Radtke not just a local hero

Minneapolis lawyer Keith Radtke’s fame has spread as far as the Wall Street Journal, where the law blog reports that it has been “flooded” with stories about Radtke’s bravery in restraining an armed intruder, reported here on Saturday. Radtke was shot in the back but only sustained muscle and tissue wounds. The WSJ blog named Radtke its “lawyer of the day” yesterday—you can see the story here.

Monday, August 27, 2007

Half the state's law schools now in between deans

Two of the state's four law schools are now in search of a dean.

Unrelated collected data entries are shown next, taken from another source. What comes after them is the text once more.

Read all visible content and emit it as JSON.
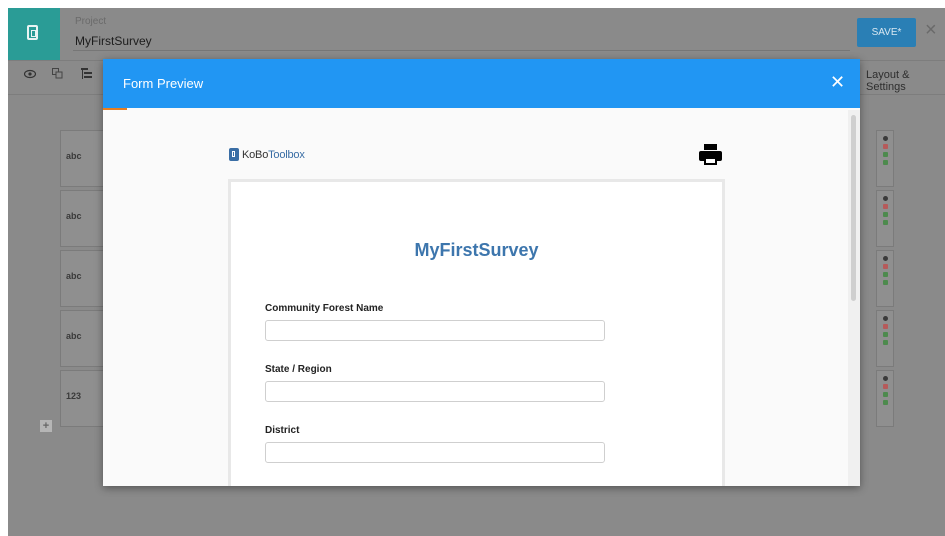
{
  "header": {
    "project_label": "Project",
    "project_name": "MyFirstSurvey",
    "save_label": "SAVE*",
    "close_glyph": "×"
  },
  "toolbar": {
    "preview_icon": "eye-icon",
    "layout_settings_label": "Layout & Settings"
  },
  "rows": [
    {
      "type": "abc"
    },
    {
      "type": "abc"
    },
    {
      "type": "abc"
    },
    {
      "type": "abc"
    },
    {
      "type": "123"
    }
  ],
  "modal": {
    "title": "Form Preview",
    "close_glyph": "✕",
    "logo_text_kobo": "KoBo",
    "logo_text_toolbox": "Toolbox",
    "form": {
      "title": "MyFirstSurvey",
      "questions": [
        {
          "label": "Community Forest Name",
          "value": ""
        },
        {
          "label": "State / Region",
          "value": ""
        },
        {
          "label": "District",
          "value": ""
        }
      ]
    }
  },
  "colors": {
    "accent": "#2196f3",
    "title": "#3d76ad",
    "save": "#2a7fb5",
    "logo_bg": "#2a9c96"
  }
}
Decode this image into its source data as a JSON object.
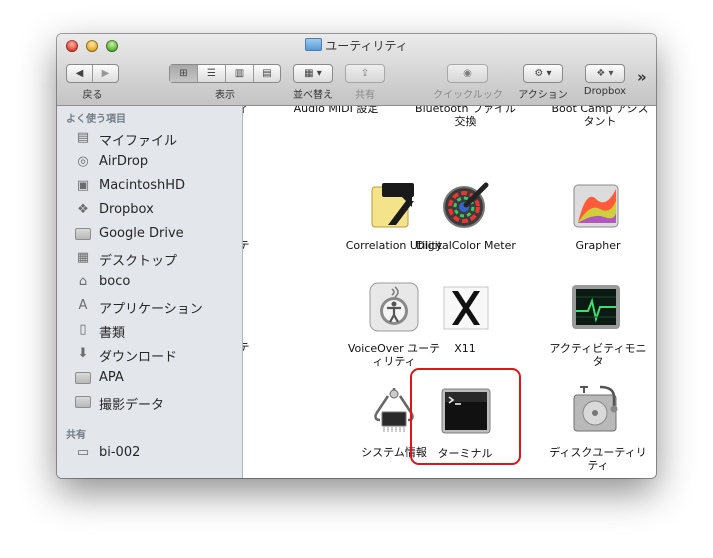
{
  "window": {
    "title": "ユーティリティ"
  },
  "toolbar": {
    "back_label": "戻る",
    "view_label": "表示",
    "arrange_label": "並べ替え",
    "share_label": "共有",
    "quicklook_label": "クイックルック",
    "action_label": "アクション",
    "dropbox_label": "Dropbox",
    "overflow_glyph": "»"
  },
  "sidebar": {
    "favorites_header": "よく使う項目",
    "favorites": [
      {
        "label": "マイファイル",
        "icon": "all-my-files-icon"
      },
      {
        "label": "AirDrop",
        "icon": "airdrop-icon"
      },
      {
        "label": "MacintoshHD",
        "icon": "hard-disk-icon"
      },
      {
        "label": "Dropbox",
        "icon": "dropbox-icon"
      },
      {
        "label": "Google Drive",
        "icon": "folder-icon"
      },
      {
        "label": "デスクトップ",
        "icon": "desktop-icon"
      },
      {
        "label": "boco",
        "icon": "home-icon"
      },
      {
        "label": "アプリケーション",
        "icon": "applications-icon"
      },
      {
        "label": "書類",
        "icon": "documents-icon"
      },
      {
        "label": "ダウンロード",
        "icon": "download-icon"
      },
      {
        "label": "APA",
        "icon": "folder-icon"
      },
      {
        "label": "撮影データ",
        "icon": "folder-icon"
      }
    ],
    "shared_header": "共有",
    "shared": [
      {
        "label": "bi-002",
        "icon": "computer-icon"
      }
    ]
  },
  "content": {
    "top_row": [
      {
        "line1": "ィ",
        "line2": ""
      },
      {
        "line1": "Audio MIDI 設定",
        "line2": ""
      },
      {
        "line1": "Bluetooth ファイル",
        "line2": "交換"
      },
      {
        "line1": "Boot Camp アシス",
        "line2": "タント"
      }
    ],
    "rows": [
      {
        "edge": "テ",
        "apps": [
          {
            "line1": "Correlation Utility",
            "line2": "",
            "icon": "correlation-utility-icon"
          },
          {
            "line1": "DigitalColor Meter",
            "line2": "",
            "icon": "digitalcolor-meter-icon"
          },
          {
            "line1": "Grapher",
            "line2": "",
            "icon": "grapher-icon"
          }
        ]
      },
      {
        "edge": "テ",
        "apps": [
          {
            "line1": "VoiceOver ユーテ",
            "line2": "ィリティ",
            "icon": "voiceover-utility-icon"
          },
          {
            "line1": "X11",
            "line2": "",
            "icon": "x11-icon"
          },
          {
            "line1": "アクティビティモニ",
            "line2": "タ",
            "icon": "activity-monitor-icon"
          }
        ]
      },
      {
        "edge": "",
        "apps": [
          {
            "line1": "システム情報",
            "line2": "",
            "icon": "system-information-icon"
          },
          {
            "line1": "ターミナル",
            "line2": "",
            "icon": "terminal-icon"
          },
          {
            "line1": "ディスクユーティリ",
            "line2": "ティ",
            "icon": "disk-utility-icon"
          }
        ]
      }
    ],
    "highlighted_app": "ターミナル"
  },
  "colors": {
    "highlight": "#e0151a",
    "sidebar_bg": "#e3e7ec"
  }
}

William Mitchell College of Law sent out a press release last Friday that was, well, a tad cryptic. With classes having just started at WMCL, the school announced that its dean, Allen Easley, was stepping down for "personal reasons" (his words). It's highly unusual for a change of deans to occur -- particularly with so little warning to the outside world -- at the start of an academic year. According to the release, Easley, who is also a faculty member at the school, is also taking a one-year sabbatical from his teaching duties. (Click here to see the release.)

Longtime faculty member Eric Janus -- who has been tapped as WMCL's interim dean -- has an excellent reputation and will no doubt nicely fill the spot while the school searches for a permanent replacement.

Meanwhile, the University of Minnesota Law School has has its dean spot open for more than a year now. Currently, two interim co-deans -- Guy-Uriel E. Charles and Fred L. Morrison -- are filling the spot as the school hunts for a permanent dean. The two professors are a little more than halfway through the two-year appointment as interim co-deans. (By the way, does anybody besides me hate the title co-dean? It sounds like a pain medication.)